SEATTLE – The good news?
The Seahawks will still have mathematical hopes for making the playoffs even if they lose to the 49ers at Lumen Field Sunday.
The bad news?
Those playoff hopes are already so small you basically need the Hubble Telescope to see them.
So, for Sunday, the bigger goal for the Seahawks is simply winning a game and feeling good about themselves again, even if just for a few hours.
Maybe the sight of the 49ers – not only a longtime rival but one of only three teams they have beaten this season (28-21 on Oct. 3) – will spur the Seahawks on.

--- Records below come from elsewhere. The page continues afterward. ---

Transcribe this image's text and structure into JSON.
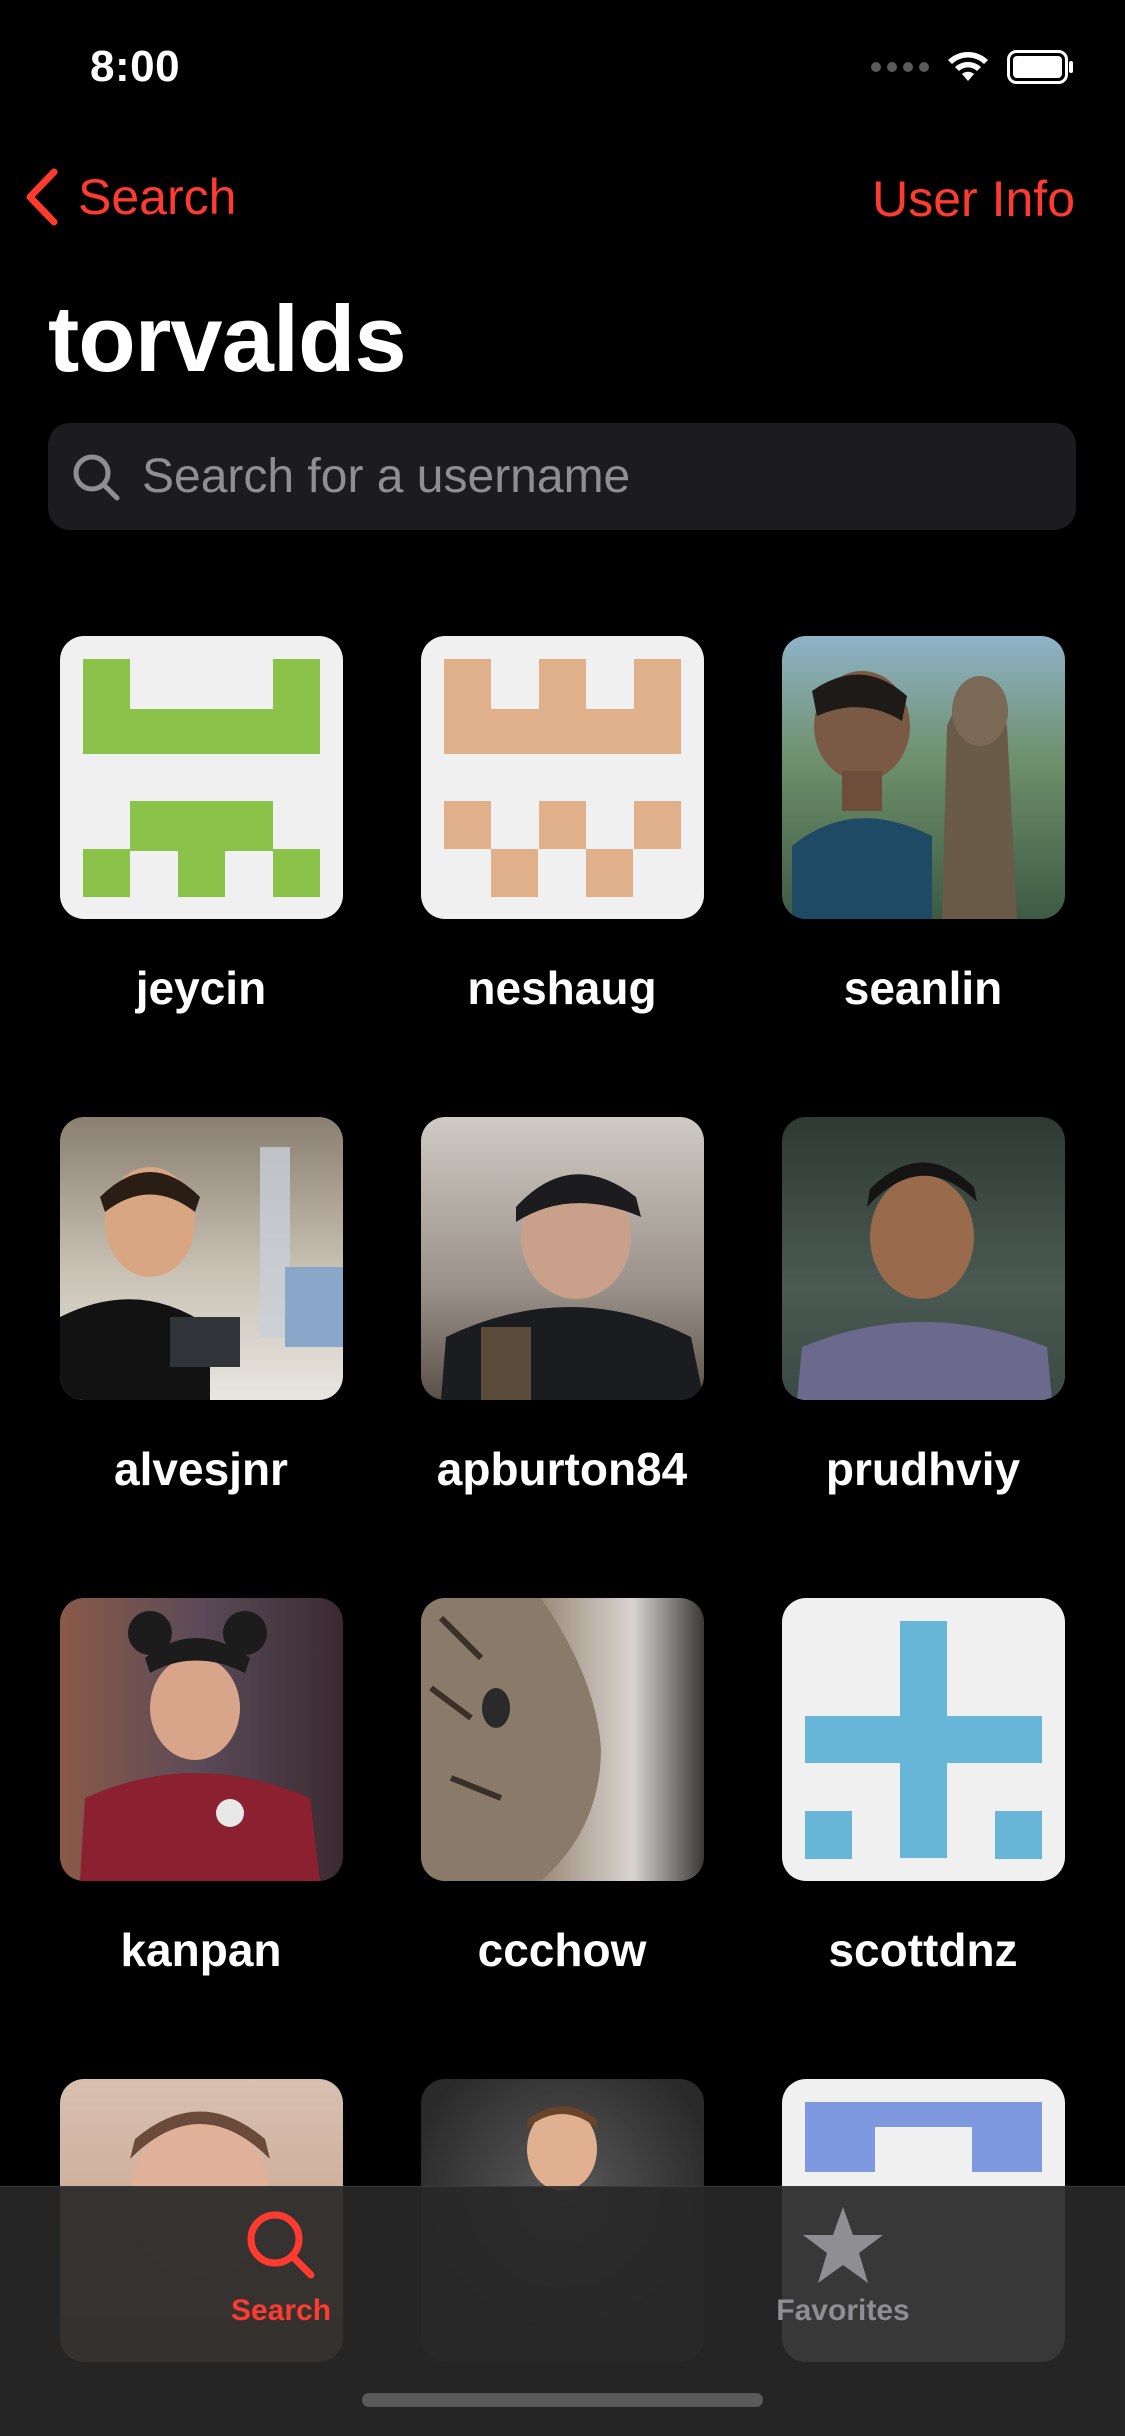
{
  "status": {
    "time": "8:00"
  },
  "nav": {
    "back_label": "Search",
    "right_label": "User Info"
  },
  "page": {
    "title": "torvalds"
  },
  "search": {
    "placeholder": "Search for a username"
  },
  "users": [
    {
      "username": "jeycin",
      "avatar": "identicon-green"
    },
    {
      "username": "neshaug",
      "avatar": "identicon-tan"
    },
    {
      "username": "seanlin",
      "avatar": "photo"
    },
    {
      "username": "alvesjnr",
      "avatar": "photo"
    },
    {
      "username": "apburton84",
      "avatar": "photo"
    },
    {
      "username": "prudhviy",
      "avatar": "photo"
    },
    {
      "username": "kanpan",
      "avatar": "photo"
    },
    {
      "username": "ccchow",
      "avatar": "photo"
    },
    {
      "username": "scottdnz",
      "avatar": "identicon-blue"
    },
    {
      "username": "",
      "avatar": "photo"
    },
    {
      "username": "",
      "avatar": "photo"
    },
    {
      "username": "",
      "avatar": "identicon-periwinkle"
    }
  ],
  "tabs": [
    {
      "label": "Search",
      "icon": "search-icon",
      "active": true
    },
    {
      "label": "Favorites",
      "icon": "star-icon",
      "active": false
    }
  ],
  "colors": {
    "accent": "#ff3b30",
    "identicon_green": "#8bc34a",
    "identicon_tan": "#e0b08a",
    "identicon_blue": "#67b6d8",
    "identicon_periwinkle": "#7f99e0"
  }
}
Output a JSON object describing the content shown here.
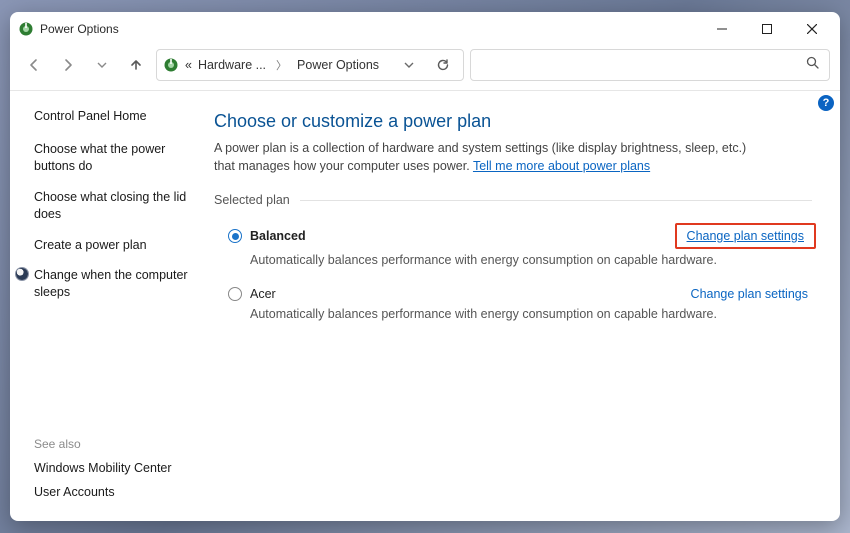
{
  "title": "Power Options",
  "breadcrumb": {
    "prefix": "«",
    "part1": "Hardware ...",
    "part2": "Power Options"
  },
  "help_badge": "?",
  "sidebar": {
    "home": "Control Panel Home",
    "links": [
      "Choose what the power buttons do",
      "Choose what closing the lid does",
      "Create a power plan",
      "Change when the computer sleeps"
    ],
    "see_also_heading": "See also",
    "see_also": [
      "Windows Mobility Center",
      "User Accounts"
    ]
  },
  "main": {
    "heading": "Choose or customize a power plan",
    "intro_a": "A power plan is a collection of hardware and system settings (like display brightness, sleep, etc.) that manages how your computer uses power. ",
    "intro_link": "Tell me more about power plans",
    "section_label": "Selected plan",
    "plans": [
      {
        "name": "Balanced",
        "desc": "Automatically balances performance with energy consumption on capable hardware.",
        "change": "Change plan settings"
      },
      {
        "name": "Acer",
        "desc": "Automatically balances performance with energy consumption on capable hardware.",
        "change": "Change plan settings"
      }
    ]
  }
}
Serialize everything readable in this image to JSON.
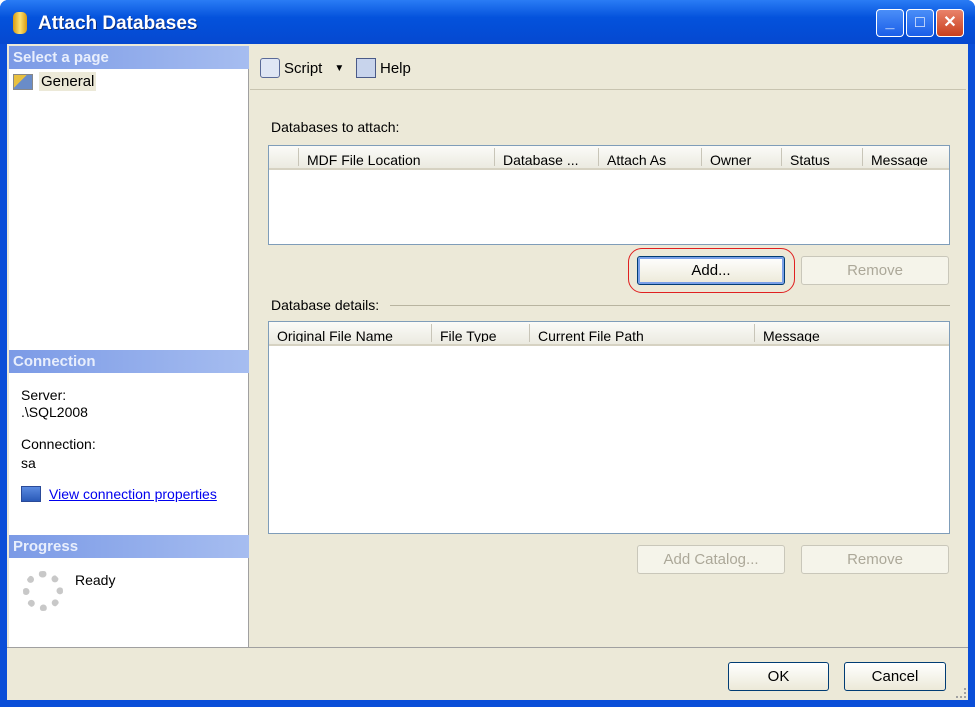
{
  "window": {
    "title": "Attach Databases"
  },
  "left": {
    "select_page_header": "Select a page",
    "pages": [
      {
        "label": "General"
      }
    ],
    "connection_header": "Connection",
    "server_label": "Server:",
    "server_value": ".\\SQL2008",
    "connection_label": "Connection:",
    "connection_value": "sa",
    "view_connection_link": "View connection properties",
    "progress_header": "Progress",
    "progress_status": "Ready"
  },
  "toolbar": {
    "script": "Script",
    "help": "Help"
  },
  "attach": {
    "label": "Databases to attach:",
    "columns": [
      "MDF File Location",
      "Database ...",
      "Attach As",
      "Owner",
      "Status",
      "Message"
    ],
    "add": "Add...",
    "remove": "Remove"
  },
  "details": {
    "label": "Database details:",
    "columns": [
      "Original File Name",
      "File Type",
      "Current File Path",
      "Message"
    ],
    "add_catalog": "Add Catalog...",
    "remove": "Remove"
  },
  "footer": {
    "ok": "OK",
    "cancel": "Cancel"
  }
}
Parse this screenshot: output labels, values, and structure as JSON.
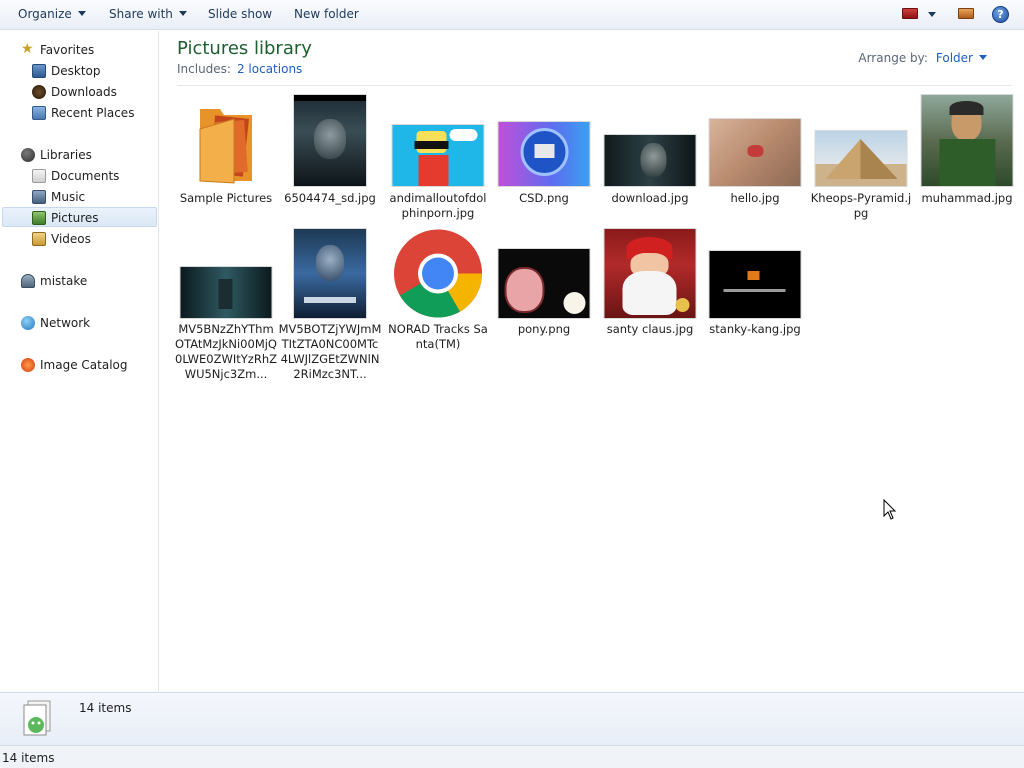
{
  "toolbar": {
    "organize": "Organize",
    "share_with": "Share with",
    "slide_show": "Slide show",
    "new_folder": "New folder",
    "help": "?"
  },
  "nav": {
    "favorites": "Favorites",
    "desktop": "Desktop",
    "downloads": "Downloads",
    "recent_places": "Recent Places",
    "libraries": "Libraries",
    "documents": "Documents",
    "music": "Music",
    "pictures": "Pictures",
    "videos": "Videos",
    "user": "mistake",
    "network": "Network",
    "image_catalog": "Image Catalog",
    "selected": "Pictures"
  },
  "library": {
    "title": "Pictures library",
    "includes_label": "Includes:",
    "includes_link": "2 locations",
    "arrange_label": "Arrange by:",
    "arrange_value": "Folder"
  },
  "items": [
    {
      "label": "Sample Pictures"
    },
    {
      "label": "6504474_sd.jpg"
    },
    {
      "label": "andimalloutofdolphinporn.jpg"
    },
    {
      "label": "CSD.png"
    },
    {
      "label": "download.jpg"
    },
    {
      "label": "hello.jpg"
    },
    {
      "label": "Kheops-Pyramid.jpg"
    },
    {
      "label": "muhammad.jpg"
    },
    {
      "label": "MV5BNzZhYThmOTAtMzJkNi00MjQ0LWE0ZWItYzRhZWU5Njc3Zm..."
    },
    {
      "label": "MV5BOTZjYWJmMTItZTA0NC00MTc4LWJlZGEtZWNlN2RiMzc3NT..."
    },
    {
      "label": "NORAD Tracks Santa(TM)"
    },
    {
      "label": "pony.png"
    },
    {
      "label": "santy claus.jpg"
    },
    {
      "label": "stanky-kang.jpg"
    }
  ],
  "details": {
    "count": "14 items"
  },
  "status": {
    "count": "14 items"
  }
}
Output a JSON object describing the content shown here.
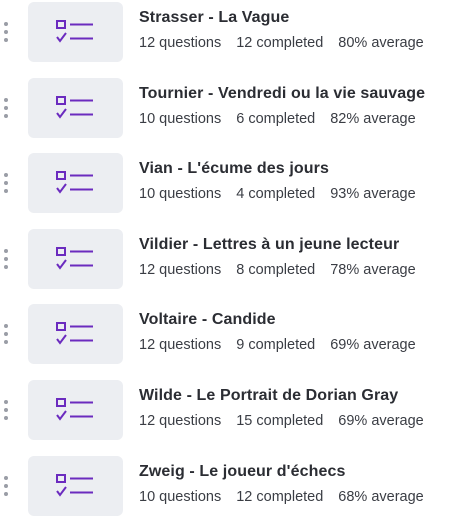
{
  "colors": {
    "icon": "#6b2bbf",
    "thumb_bg": "#eceef2",
    "title": "#2b2d33",
    "stats": "#3a3d44"
  },
  "quizzes": [
    {
      "title": "Strasser - La Vague",
      "questions": "12 questions",
      "completed": "12 completed",
      "average": "80% average"
    },
    {
      "title": "Tournier - Vendredi ou la vie sauvage",
      "questions": "10 questions",
      "completed": "6 completed",
      "average": "82% average"
    },
    {
      "title": "Vian - L'écume des jours",
      "questions": "10 questions",
      "completed": "4 completed",
      "average": "93% average"
    },
    {
      "title": "Vildier - Lettres à un jeune lecteur",
      "questions": "12 questions",
      "completed": "8 completed",
      "average": "78% average"
    },
    {
      "title": "Voltaire - Candide",
      "questions": "12 questions",
      "completed": "9 completed",
      "average": "69% average"
    },
    {
      "title": "Wilde - Le Portrait de Dorian Gray",
      "questions": "12 questions",
      "completed": "15 completed",
      "average": "69% average"
    },
    {
      "title": "Zweig - Le joueur d'échecs",
      "questions": "10 questions",
      "completed": "12 completed",
      "average": "68% average"
    }
  ]
}
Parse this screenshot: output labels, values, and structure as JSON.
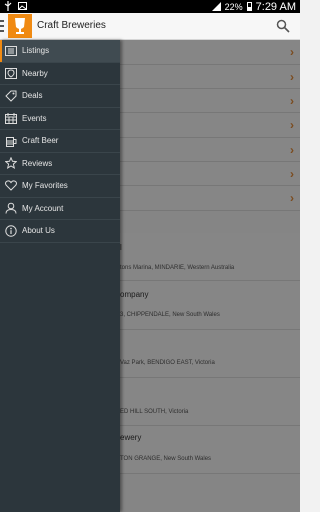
{
  "status": {
    "battery_pct": "22%",
    "time": "7:29 AM"
  },
  "appbar": {
    "title": "Craft Breweries"
  },
  "drawer": {
    "items": [
      {
        "label": "Listings",
        "icon": "list-icon",
        "active": true
      },
      {
        "label": "Nearby",
        "icon": "map-pin-icon"
      },
      {
        "label": "Deals",
        "icon": "tag-icon"
      },
      {
        "label": "Events",
        "icon": "calendar-icon"
      },
      {
        "label": "Craft Beer",
        "icon": "beer-icon"
      },
      {
        "label": "Reviews",
        "icon": "star-icon"
      },
      {
        "label": "My Favorites",
        "icon": "heart-icon"
      },
      {
        "label": "My Account",
        "icon": "user-icon"
      },
      {
        "label": "About Us",
        "icon": "info-icon"
      }
    ]
  },
  "background_list": {
    "rows": [
      {
        "name": "l",
        "address": "tons Marina, MINDARIE, Western Australia"
      },
      {
        "name": "ompany",
        "address": "3, CHIPPENDALE, New South Wales"
      },
      {
        "name": "",
        "address": "Vaz Park, BENDIGO EAST, Victoria"
      },
      {
        "name": "",
        "address": "ED HILL SOUTH, Victoria"
      },
      {
        "name": "ewery",
        "address": "TON GRANGE, New South Wales"
      }
    ]
  },
  "colors": {
    "accent": "#f08a12",
    "drawer_bg": "#2c363c",
    "chevron": "#e08a3a"
  }
}
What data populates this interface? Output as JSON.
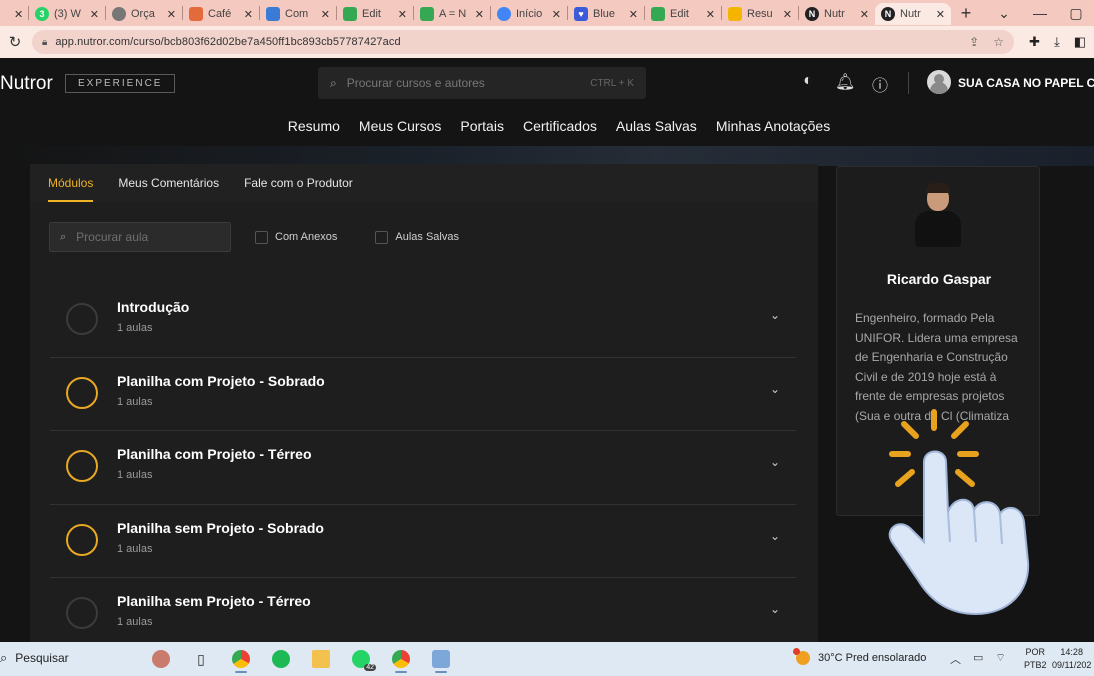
{
  "browser": {
    "tabs": [
      {
        "label": "",
        "favicon": "close",
        "color": "#f4c9bf"
      },
      {
        "label": "(3) W",
        "favicon": "whatsapp-icon",
        "color": "#25d366"
      },
      {
        "label": "Orça",
        "favicon": "globe-icon",
        "color": "#777777"
      },
      {
        "label": "Café",
        "favicon": "mail-icon",
        "color": "#e36b3b"
      },
      {
        "label": "Com",
        "favicon": "link-icon",
        "color": "#3a7bd5"
      },
      {
        "label": "Edit",
        "favicon": "sheet-icon",
        "color": "#34a853"
      },
      {
        "label": "A = N",
        "favicon": "sheet-icon",
        "color": "#34a853"
      },
      {
        "label": "Início",
        "favicon": "chrome-icon",
        "color": "#4285f4"
      },
      {
        "label": "Blue",
        "favicon": "heart-icon",
        "color": "#3b5bd9"
      },
      {
        "label": "Edit",
        "favicon": "sheet-icon",
        "color": "#34a853"
      },
      {
        "label": "Resu",
        "favicon": "notes-icon",
        "color": "#f4b400"
      },
      {
        "label": "Nutr",
        "favicon": "nutror-icon",
        "color": "#222222"
      },
      {
        "label": "Nutr",
        "favicon": "nutror-icon",
        "color": "#222222"
      }
    ],
    "new_tab": "+",
    "url": "app.nutror.com/curso/bcb803f62d02be7a450ff1bc893cb57787427acd"
  },
  "app": {
    "logo": "Nutror",
    "badge": "EXPERIENCE",
    "search": {
      "placeholder": "Procurar cursos e autores",
      "shortcut": "CTRL + K"
    },
    "user_name": "SUA CASA NO PAPEL CO",
    "main_nav": [
      "Resumo",
      "Meus Cursos",
      "Portais",
      "Certificados",
      "Aulas Salvas",
      "Minhas Anotações"
    ],
    "subtabs": [
      "Módulos",
      "Meus Comentários",
      "Fale com o Produtor"
    ],
    "lesson_search_placeholder": "Procurar aula",
    "filters": [
      "Com Anexos",
      "Aulas Salvas"
    ],
    "modules": [
      {
        "title": "Introdução",
        "count": "1 aulas",
        "active": false
      },
      {
        "title": "Planilha com Projeto - Sobrado",
        "count": "1 aulas",
        "active": true
      },
      {
        "title": "Planilha com Projeto - Térreo",
        "count": "1 aulas",
        "active": true
      },
      {
        "title": "Planilha sem Projeto - Sobrado",
        "count": "1 aulas",
        "active": true
      },
      {
        "title": "Planilha sem Projeto - Térreo",
        "count": "1 aulas",
        "active": false
      }
    ],
    "author": {
      "name": "Ricardo Gaspar",
      "bio": "Engenheiro, formado Pela UNIFOR. Lidera uma empresa de Engenharia e Construção Civil e de 2019 hoje está à frente de empresas projetos (Sua e outra de Cl (Climatiza"
    },
    "accent_color": "#f0b323"
  },
  "taskbar": {
    "search_label": "Pesquisar",
    "whatsapp_badge": "42",
    "weather": "30°C  Pred ensolarado",
    "lang_1": "POR",
    "lang_2": "PTB2",
    "time": "14:28",
    "date": "09/11/202"
  }
}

Onto our keys to the game.
Matchup to watch
49ers DE Nick Bosa vs. Seahawks offensive tackles Duane Brown and Brandon Shell
Bosa, the second overall pick in 2019, is tied for fourth in the NFL with 11 sacks, getting at least one in all but three games this season. Bosa lines up on either side, and in the first game against the Seahawks got a sack when going against Brown. He had five pressures in that game, via Pro Football Focus, and got what was his second-highest pass rush grade of the season. Brown has steadied his play of late, while Shell has been up and down (he didn’t play in the first game due to injury with the since-released Cedric Ogbuehi starting) but didn’t allow any pressures Monday. Suffice to say the Seahawks’ already heavily challenged offense needs to limit Bosa’s damage to have a chance Sunday.
Player to watch
QB Russell Wilson
Before this season, Wilson had never lost more than two consecutive starts. Suddenly, he’s lost four in a row – the past three games after returning from a right middle finger injury and surgery, and the Oct. 7 game against the Rams in which he was hurt. Wilson had a 10-1 touchdown-to-interception ratio before he was sidelined but is at 2-2 in the three games since he returned – which doesn’t include the 2-point play on Monday against WFT. And he’s thrown for 7.97 yards per attempt or less in all three games since he returned after throwing for 9.31 or better in four of five games before he was hurt. In other words, and as the eye test has made as obvious as any stat, he just hasn’t been the same since he returned. A 49ers team allowing 5.3 yards per play, tied for sixth in the NFL, will be a tough test. But the Seahawks need Wilson to bounce back soon if the season is to avoid becoming a complete disaster.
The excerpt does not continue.